The proceedings so far have been historic not only because they mark the second impeachment of a Cabinet member in U.S. history, but also because of strenuous arguments by Democrats and even some conservative legal scholars that the accusations against Mayorkas do not reach the constitutionally mandated threshold for impeachment.

Rep. Andy Biggs greets attendees during the Arizona GOP biennial statutory meeting at Dream City Church on Saturday, Jan. 28, 2023, in Phoenix.
Rep. Andy Biggs greets attendees during the Arizona GOP biennial statutory meeting at Dream City Church on Saturday, Jan. 28, 2023, in Phoenix.

An aide to Biggs did not immediately respond to a request for comment, but Biggs has argued that Senate Majority Leader Chuck Schumer, D-N.Y., has a "duty" to hold an impeachment trial.

“Schumer’s got a whole pocketful, a whole toolbox-full, of tools to try to avoid a whole trial,” he said in an audio clip posted to social media in early April. “The question will be does he use them?”

The Republican House delegation from Arizona, a border state, has been highly involved in the impeachment effort.

Rep. Eli Crane, R-Ariz., helped advance the impeachment resolution through a House committee. On the full House floor, the resolution failed on the first vote as four Republicans broke from their party to oppose the measure. It passed on a second attempt by just one vote.

Now, the measure heads to the Senate, where a two-thirds majority vote would be needed to convict Mayorkas. That's an unlikely outcome in the Democratic-controlled chamber.

Senate Democrats could dismiss the measure with a majority vote, or move the measure to committee to delay bringing it to the full Senate floor.

House Republicans originally had planned to send the articles of impeachment to the Senate on Wednesday, but they delayed until next week in a move to gain more leverage to push for a full trial.

The impeachment resolution accuses Mayorkas of "willful and systemic refusal to comply with the law" and "breach of public trust" over Biden’s administration's handling of immigration at the U.S.-Mexico border. Republicans argue, for example, that he has lied to the American public by saying that the border is “secure.”

Jonathan Turley, a conservative commentator and legal scholar, has argued that Republicans’ objections are based on a “disagreement on policy” and do not meet the constitutional requirement of “high crimes and misdemeanors” needed to remove a Cabinet member.

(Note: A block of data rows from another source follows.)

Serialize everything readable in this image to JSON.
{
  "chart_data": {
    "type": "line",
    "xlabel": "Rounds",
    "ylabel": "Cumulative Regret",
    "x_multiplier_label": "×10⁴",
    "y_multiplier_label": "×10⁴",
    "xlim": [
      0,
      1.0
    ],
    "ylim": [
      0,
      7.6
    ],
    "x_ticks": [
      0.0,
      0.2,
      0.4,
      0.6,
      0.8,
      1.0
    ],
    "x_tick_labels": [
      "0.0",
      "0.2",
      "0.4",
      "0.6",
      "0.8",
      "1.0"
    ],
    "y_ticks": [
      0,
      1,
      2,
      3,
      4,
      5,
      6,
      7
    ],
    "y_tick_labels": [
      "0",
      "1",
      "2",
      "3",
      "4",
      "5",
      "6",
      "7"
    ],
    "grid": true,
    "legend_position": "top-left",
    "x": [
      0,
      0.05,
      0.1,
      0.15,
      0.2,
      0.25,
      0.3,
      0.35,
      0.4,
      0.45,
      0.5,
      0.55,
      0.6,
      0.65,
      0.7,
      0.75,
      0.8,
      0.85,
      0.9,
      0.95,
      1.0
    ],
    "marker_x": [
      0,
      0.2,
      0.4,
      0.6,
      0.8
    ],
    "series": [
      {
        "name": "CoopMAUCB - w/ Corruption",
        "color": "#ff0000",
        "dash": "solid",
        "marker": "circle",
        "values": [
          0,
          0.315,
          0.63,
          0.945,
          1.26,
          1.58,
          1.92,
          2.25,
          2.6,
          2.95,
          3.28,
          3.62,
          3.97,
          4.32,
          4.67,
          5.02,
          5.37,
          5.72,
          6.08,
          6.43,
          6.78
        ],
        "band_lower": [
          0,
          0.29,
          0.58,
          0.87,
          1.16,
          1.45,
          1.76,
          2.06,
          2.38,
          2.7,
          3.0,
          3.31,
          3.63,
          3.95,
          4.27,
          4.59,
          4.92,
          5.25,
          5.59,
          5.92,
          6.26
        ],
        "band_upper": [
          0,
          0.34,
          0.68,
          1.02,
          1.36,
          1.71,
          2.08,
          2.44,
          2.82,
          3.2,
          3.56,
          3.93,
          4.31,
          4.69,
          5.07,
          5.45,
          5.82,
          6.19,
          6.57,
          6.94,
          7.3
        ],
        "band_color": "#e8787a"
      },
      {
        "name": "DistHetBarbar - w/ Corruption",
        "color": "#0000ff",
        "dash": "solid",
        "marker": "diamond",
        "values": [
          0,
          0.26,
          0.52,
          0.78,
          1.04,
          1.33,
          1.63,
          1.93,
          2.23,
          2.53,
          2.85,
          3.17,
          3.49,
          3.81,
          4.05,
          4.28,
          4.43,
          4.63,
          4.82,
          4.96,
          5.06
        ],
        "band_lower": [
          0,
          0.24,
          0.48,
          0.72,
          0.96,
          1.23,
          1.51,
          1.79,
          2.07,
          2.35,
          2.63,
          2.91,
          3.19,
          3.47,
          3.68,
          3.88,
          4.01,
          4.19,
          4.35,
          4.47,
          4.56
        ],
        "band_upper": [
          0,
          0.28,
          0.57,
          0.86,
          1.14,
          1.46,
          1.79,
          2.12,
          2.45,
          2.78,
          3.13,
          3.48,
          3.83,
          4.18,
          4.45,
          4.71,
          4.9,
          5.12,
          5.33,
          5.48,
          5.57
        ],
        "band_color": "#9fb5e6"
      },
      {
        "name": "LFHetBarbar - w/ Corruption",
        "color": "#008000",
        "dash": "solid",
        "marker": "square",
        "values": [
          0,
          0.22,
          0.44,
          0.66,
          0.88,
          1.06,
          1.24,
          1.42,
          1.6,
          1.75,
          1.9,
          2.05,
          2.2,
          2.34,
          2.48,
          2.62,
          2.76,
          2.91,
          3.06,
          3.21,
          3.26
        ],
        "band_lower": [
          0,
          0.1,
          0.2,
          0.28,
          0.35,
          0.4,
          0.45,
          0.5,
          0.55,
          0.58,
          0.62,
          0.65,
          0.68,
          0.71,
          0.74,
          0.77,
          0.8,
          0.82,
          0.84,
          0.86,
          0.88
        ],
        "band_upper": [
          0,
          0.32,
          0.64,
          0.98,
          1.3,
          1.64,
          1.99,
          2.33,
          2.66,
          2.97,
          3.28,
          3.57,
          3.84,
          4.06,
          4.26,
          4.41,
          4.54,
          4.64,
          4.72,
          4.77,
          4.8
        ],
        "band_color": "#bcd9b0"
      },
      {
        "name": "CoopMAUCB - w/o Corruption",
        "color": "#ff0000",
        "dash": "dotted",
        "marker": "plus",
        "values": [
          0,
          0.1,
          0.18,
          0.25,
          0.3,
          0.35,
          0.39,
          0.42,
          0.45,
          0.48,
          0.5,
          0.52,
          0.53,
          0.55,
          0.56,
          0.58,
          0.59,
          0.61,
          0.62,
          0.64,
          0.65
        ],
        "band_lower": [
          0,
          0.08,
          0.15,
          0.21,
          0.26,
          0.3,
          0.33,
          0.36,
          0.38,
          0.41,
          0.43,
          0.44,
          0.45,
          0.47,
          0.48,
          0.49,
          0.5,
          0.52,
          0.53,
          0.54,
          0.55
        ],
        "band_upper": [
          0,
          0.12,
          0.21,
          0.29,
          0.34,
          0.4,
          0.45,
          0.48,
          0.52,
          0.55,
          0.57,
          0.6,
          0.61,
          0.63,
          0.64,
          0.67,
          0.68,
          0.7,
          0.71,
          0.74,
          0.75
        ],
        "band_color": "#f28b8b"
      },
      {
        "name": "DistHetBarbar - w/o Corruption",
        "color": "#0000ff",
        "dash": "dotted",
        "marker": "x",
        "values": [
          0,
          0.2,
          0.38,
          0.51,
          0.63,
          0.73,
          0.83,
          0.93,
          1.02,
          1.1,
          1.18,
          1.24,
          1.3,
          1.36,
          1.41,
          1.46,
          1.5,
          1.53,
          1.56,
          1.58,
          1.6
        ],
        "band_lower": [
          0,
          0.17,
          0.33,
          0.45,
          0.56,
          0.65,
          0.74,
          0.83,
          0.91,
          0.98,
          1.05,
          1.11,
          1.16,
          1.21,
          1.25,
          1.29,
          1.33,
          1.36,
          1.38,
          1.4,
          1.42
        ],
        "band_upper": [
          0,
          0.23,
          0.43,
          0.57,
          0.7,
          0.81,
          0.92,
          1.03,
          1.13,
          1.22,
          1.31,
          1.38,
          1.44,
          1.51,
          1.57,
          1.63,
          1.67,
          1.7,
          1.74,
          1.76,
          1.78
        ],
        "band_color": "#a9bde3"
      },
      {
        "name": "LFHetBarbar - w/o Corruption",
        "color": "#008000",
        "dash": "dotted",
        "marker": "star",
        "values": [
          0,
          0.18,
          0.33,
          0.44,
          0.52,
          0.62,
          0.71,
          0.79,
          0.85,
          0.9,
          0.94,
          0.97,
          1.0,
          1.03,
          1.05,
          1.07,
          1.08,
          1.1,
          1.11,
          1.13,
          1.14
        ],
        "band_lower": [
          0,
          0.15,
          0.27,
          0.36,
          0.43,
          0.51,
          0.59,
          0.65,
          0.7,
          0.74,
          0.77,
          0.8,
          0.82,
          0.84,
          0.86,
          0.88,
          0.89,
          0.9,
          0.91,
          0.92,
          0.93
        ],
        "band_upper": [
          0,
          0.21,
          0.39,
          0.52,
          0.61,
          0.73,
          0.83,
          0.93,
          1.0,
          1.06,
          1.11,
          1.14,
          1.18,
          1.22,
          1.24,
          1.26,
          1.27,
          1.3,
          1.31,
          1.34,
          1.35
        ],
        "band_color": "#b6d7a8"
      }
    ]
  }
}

“In my view, Biden has been dead wrong on immigration, but voters will soon have an opportunity to render a judgment on those policies in the election. Mayorkas has carried out those policies,” Turley wrote in a recent op-ed published by the Daily Beast. “What has not been shown is conduct by the secretary that could be viewed as criminal or impeachable.”

Mayorkas is only the second Cabinet member in American history to be impeached. The first was William Belknap, the U.S. Secretary of War under President Ulysses S. Grant. Belknap was impeached in 1876.